脊椎カリエスとはどんな病気か

 肺からの結核菌(けっかくきん)が血行性に運ばれて発症する結核性脊椎炎です。脊椎の部位別には腰椎(ようつい)、胸椎(きょうつい)、胸腰椎などの順に多く、頸椎(けいつい)はまれです。
 最初に椎体(ついたい)が破壊され、次いで椎間板(ついかんばん)にも病巣が波及し、進行すると隣接した椎体にも病巣が広がります。病気が進行すると、椎体内に乾酪壊死(かんらくえし)といわれるチーズの腐ったような壊死巣が形成され、椎体周囲に膿瘍(のうよう)が形成されます。腰椎では腸腰筋の筋肉内に膿瘍が形成されますが、椎体周囲の膿瘍や腸腰筋膿瘍は重力のため臀部(でんぶ)、鼠径部(そけいぶ)などに降下して流注膿瘍となります。さらに進行すると椎体が潰れ、後弯(こうわん)変形を生じます。
 脊柱(せきちゅう)後弯変形は、脊髄(せきずい)麻痺や心・肺機能障害の原因となるため注意が必要です。また、近年はHIV(エイズウイルス)感染が結核感染の危険因子として注目されています。

原因は何か

 大部分は肺に病巣を形成した結核菌が血行性に運ばれて発症しますが、まれに泌尿器が感染源となることがあり、明らかな肺病変がない場合もあります。
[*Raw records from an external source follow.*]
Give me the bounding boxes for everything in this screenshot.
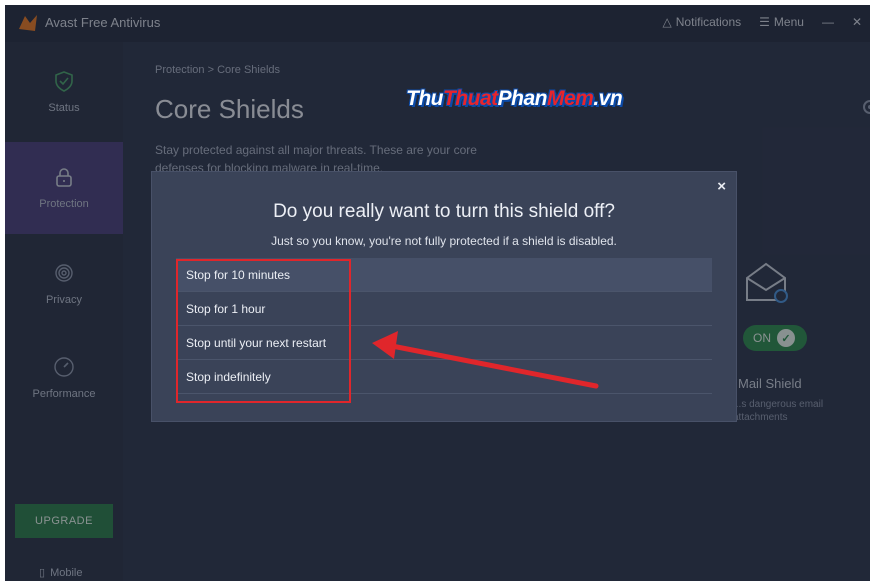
watermark-logo: ThuThuatPhanMem.vn xyxy=(406,87,623,110)
dialog-title: Do you really want to turn this shield o… xyxy=(273,201,615,222)
annotation-highlight-box xyxy=(176,259,351,403)
close-icon[interactable]: × xyxy=(717,178,726,195)
dialog-subtitle: Just so you know, you're not fully prote… xyxy=(271,234,617,248)
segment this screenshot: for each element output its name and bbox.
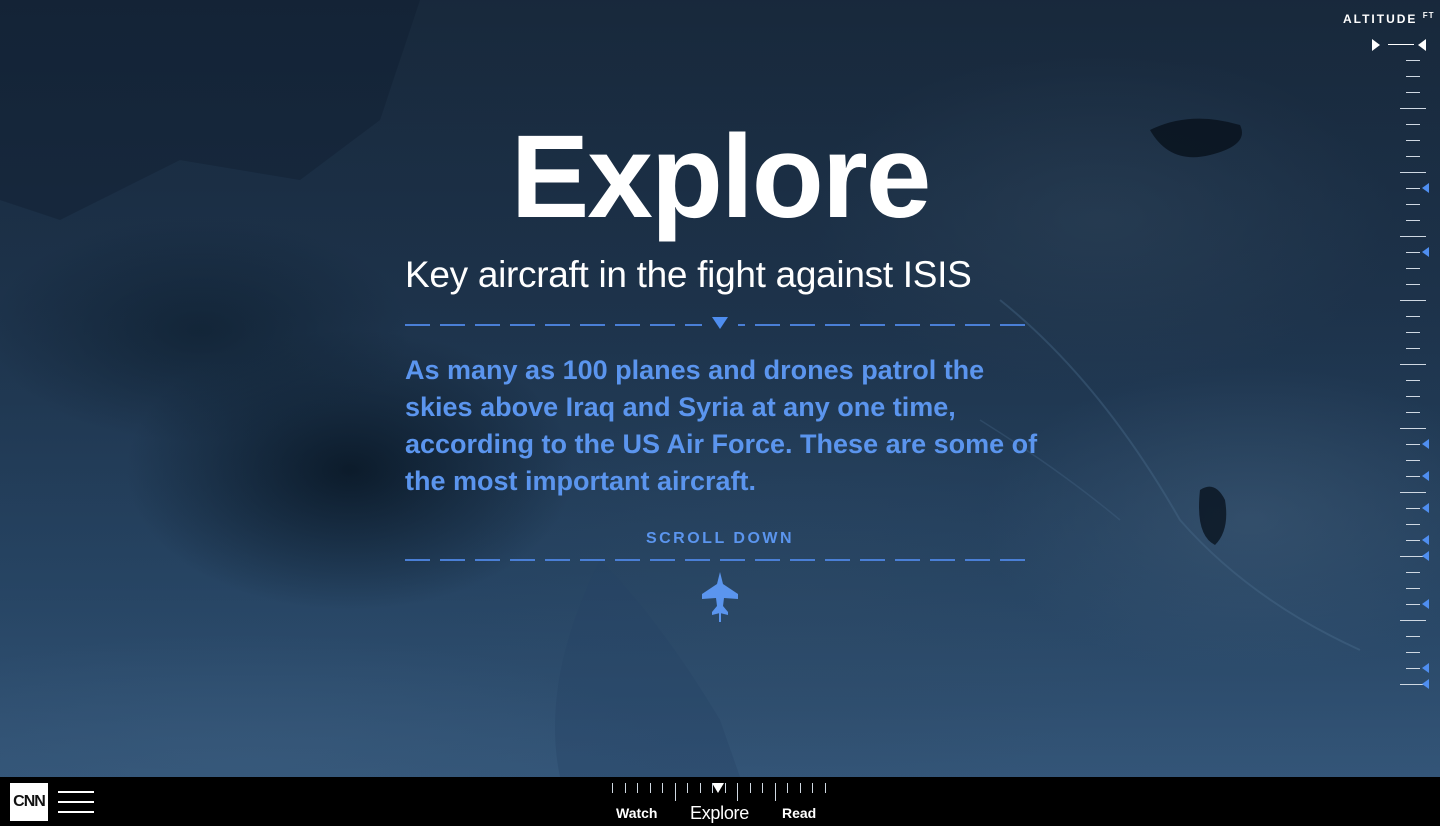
altitude-tick xyxy=(1406,220,1420,221)
altitude-tick xyxy=(1406,396,1420,397)
intro-text: As many as 100 planes and drones patrol … xyxy=(405,355,1038,496)
scrubber-tick xyxy=(712,783,713,793)
scrubber-tick xyxy=(649,783,651,793)
altitude-tick xyxy=(1406,508,1420,509)
altitude-marker-icon[interactable] xyxy=(1422,247,1429,257)
altitude-tick xyxy=(1406,188,1420,189)
altitude-tick xyxy=(1406,316,1420,317)
scrubber-tick xyxy=(699,783,701,793)
divider-bottom xyxy=(405,553,1027,567)
scrubber-tick xyxy=(624,783,626,793)
altitude-marker-icon[interactable] xyxy=(1422,183,1429,193)
altitude-tick xyxy=(1400,364,1426,365)
altitude-tick xyxy=(1400,172,1426,173)
altitude-marker-icon[interactable] xyxy=(1422,679,1429,689)
nav-explore[interactable]: Explore xyxy=(690,803,749,824)
altitude-tick xyxy=(1400,300,1426,301)
altitude-marker-icon[interactable] xyxy=(1422,535,1429,545)
altitude-tick xyxy=(1406,252,1420,253)
altitude-tick xyxy=(1400,620,1426,621)
altitude-marker-icon[interactable] xyxy=(1422,439,1429,449)
scrubber-tick xyxy=(724,783,726,793)
altitude-tick xyxy=(1406,332,1420,333)
altitude-tick xyxy=(1406,60,1420,61)
altitude-scale[interactable] xyxy=(1360,36,1440,689)
altitude-tick xyxy=(1406,604,1420,605)
footer-bar: CNN Watch Explore Read xyxy=(0,777,1440,826)
altitude-tick xyxy=(1406,284,1420,285)
altitude-marker-icon[interactable] xyxy=(1422,551,1429,561)
scrubber-tick xyxy=(637,783,638,793)
altitude-tick xyxy=(1406,588,1420,589)
scrubber-tick xyxy=(662,783,663,793)
altitude-tick xyxy=(1406,636,1420,637)
menu-icon[interactable] xyxy=(58,789,94,815)
altitude-tick xyxy=(1406,204,1420,205)
nav-watch[interactable]: Watch xyxy=(616,805,657,821)
scrubber-tick xyxy=(774,783,776,801)
altitude-tick xyxy=(1406,524,1420,525)
altitude-marker-icon[interactable] xyxy=(1422,471,1429,481)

発生頻度は減少傾向にありますが、近年は高齢者の罹患例が増加しています。

症状の現れ方

 全身的には微熱、食欲不振、全身倦怠感などが、局所症状としては腰背部痛、脊柱の硬直などがみられます。腰背部痛は化膿性脊椎炎に比べると軽度で、緩やかに経過します。罹患部位の脊椎の叩打痛(こうだつう)(叩くと痛みが出る)も特徴のひとつです。
 膿瘍の症状としては、腹部、臀部、鼠径部の突っ張り感や重苦しさですが、腸腰筋膿瘍では疼痛のため股関節の伸展が制限され、屈曲位をとります。また、結核性の肉芽(にくげ)、膿瘍や後弯などの脊柱変形により脊髄麻痺を生じると、下肢の脱力、しびれや歩行障害が現れます。

検査と診断

 単純X線写真では椎間板腔が狭くなり、椎体の不整像がみられ、進行すると椎体が破壊され楔(くさび)状になり、後弯を生じます。また、たまったうみが胸椎では脊柱の脇に紡錘状陰影(ぼうすいじょういんえい)として、腰椎では腸腰筋膿瘍陰影としてみられます。CT検査では、椎体内や周囲の膿瘍像や壊死した骨の石灰化像がみられます。
 MRIは病巣の広がりや神経との関係を知るうえで重要な検査です。とくに造影MRIでは、病巣中央の乾酪壊死巣を取り巻く反応性肉芽が造影される所見が特徴です。
 血液検査では白血球数の増加やCRPの陽性がみられますが、特徴的ではなく、ツベルクリン反応や喀痰(かくたん)検査が必要です。
 確定診断は、生検(針で組織の一部を採取する検査)によって得られた組織や膿瘍の顕微鏡検査や培養検査で結核菌を同定することです。培養検査は4〜8週間かかりますが、最近は菌のDNAやRNAを利用した検査法が行われ、早期に診断が可能になっています。

治療の方法

 保存的治療が原則で、抗結核薬による化学療法が基本になります。進行して骨破壊が著しい場合や、脊髄麻痺が出現した場合には、手術的治療が行われます。また、小児で後弯を生じた場合、進行性で重度の変形に進行することがあるため、手術が必要となる場合があります。

脊椎カリエスに気づいたらどうする

 脊椎カリエスは感染症であり、周囲に結核に感染した人がいて、前に述べたような症状がある場合には、すみやかに検査を受けるべきです。最近では、結核に感染したことのない若年者に発生することもあり、注意を要します。
 脊椎カリエスの診断がなされた場合、結核予防法が適応され、排菌していないかなどの検査が行われます。